WindowMaker is a function that generates a list of windows.

A pre-defined set of functions covering the common WindowMaker cases is provided. However, users are free to define their own windowing functions if they require an alternative, specialist window creator. Examples of pre-defined functions are:

-- create sliding windows that are a fixed number of events in length
sliding:: Int -> WindowMaker alpha

-- create sliding windows that are a fixed time length
slidingTime:: NominalDiffTime -> WindowMaker alpha

-- create non-overlapping windows that are a fixed # of events in length
chop:: Int -> WindowMaker alpha

-- create non-overlapping windows that are a fixed time length
chopTime:: NominalDiffTime -> WindowMaker alpha

Building on this, we can then provide a function that combines windowing and aggregation:

streamWindowAggregate:: WindowMaker alpha ->            -- turns stream
                                                        --  into stream of
                                                        --  windows
                        WindowAggregator alpha beta -> -- aggregates
                                                        --  window into
                                                        --  single value
                        Stream alpha ->                 -- input stream
                        Stream beta                     -- output stream

type WindowAggregator alpha beta = [alpha] -> beta

WindowAggregator takes a list of the values contained in a window of events, and aggregates them into a single value. An implementation of streamWindowAggregate in Haskell is:

streamWindowAggregate fwm fwa s = streamMap fwa $ streamWindow fwm s

As an example, consider an extension to the running example in which we in each want to know how may times in each hour the sensor has measured a temperature over 100. This can be done using the function:

streamWindowAggregate (chopTime 3600) length
$ streamFilter over100 tempSensor

Here, length is the standard Haskell function that returns the length of a list.

Merge

Sometimes there is a need to merge multiple streams of the same type into one. This is done with the streamMerge function.

streamMerge:: [Stream alpha]-> Stream alpha

For example, if there are three temperature sensors then we can combine them as follows:

streamMerge [tempSensor1,tempSensor2,tempSensor3]

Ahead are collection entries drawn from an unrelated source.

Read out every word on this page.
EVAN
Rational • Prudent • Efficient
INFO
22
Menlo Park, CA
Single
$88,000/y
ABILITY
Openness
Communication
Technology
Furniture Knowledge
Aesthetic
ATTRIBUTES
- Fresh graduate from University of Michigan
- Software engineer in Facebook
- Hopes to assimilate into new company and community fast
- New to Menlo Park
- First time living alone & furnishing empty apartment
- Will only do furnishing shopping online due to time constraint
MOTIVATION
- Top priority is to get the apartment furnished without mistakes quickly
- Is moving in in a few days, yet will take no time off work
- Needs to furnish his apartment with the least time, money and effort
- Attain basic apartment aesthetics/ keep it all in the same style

In the running example, the merged stream can then be used as input to one of the previously described stream processing functions, e.g.:

streamWindowAggregate (chopTime 3600) length
$ streamMerge over100
$ streamMerge [tempSensor1,tempSensor2,tempSensor3]

Join

The join pattern is used to combine data from two streams that may be of different types. A basic join is provided, along with two others that build on it.

The basic stream join has the signature

streamJoin:: Stream alpha -> Stream beta -> Stream (alpha,beta)

This takes two streams as input and generates a stream where each event holds pair containing the payload of the events in each stream. The streams are combined in a pairwise manner.

Two higher level join functions are provided that operate on windows of events.

The first - streamJoinE – has the signature:

type JoinFilter alpha beta        = alpha -> beta -> Bool
type JoinMap    alpha beta gamma  = alpha -> beta -> gamma

streamJoinE:: WindowMaker alpha ->         -- create windows from stream 1
              WindowMaker beta ->          -- create windows from stream 2
              JoinFilter alpha beta ->     -- determines if this pair of
                                           --   values meets join criteria
              JoinMap alpha beta gamma ->  -- combines the pair of values
                                           --  into the output event
              Stream alpha ->              -- 1st input stream
              Stream beta  ->              -- 2nd input stream
              Stream gamma                 -- the output stream

The user provides a WindowMaker function for each of the two input streams. The Cartesian product of the values in the events in each window is then formed. The resulting pairs of values are then filtered using the user-defined JoinFilter function to determine if the pair of values meets the join criteria. A user-defined map function – JoinMap – is then applied to each conforming pair and the result appears on the output stream.

This can be implemented using the core stream processing functions:

streamJoinE fwm1 fwm2 fwj fwm s1 s2 = streamExpand $
                                      streamMap  (cartesianJoin fwj fwm) $
                                      streamJoin (streamWindow fwm1 s1)
                                                 (streamWindow fwm2 s2)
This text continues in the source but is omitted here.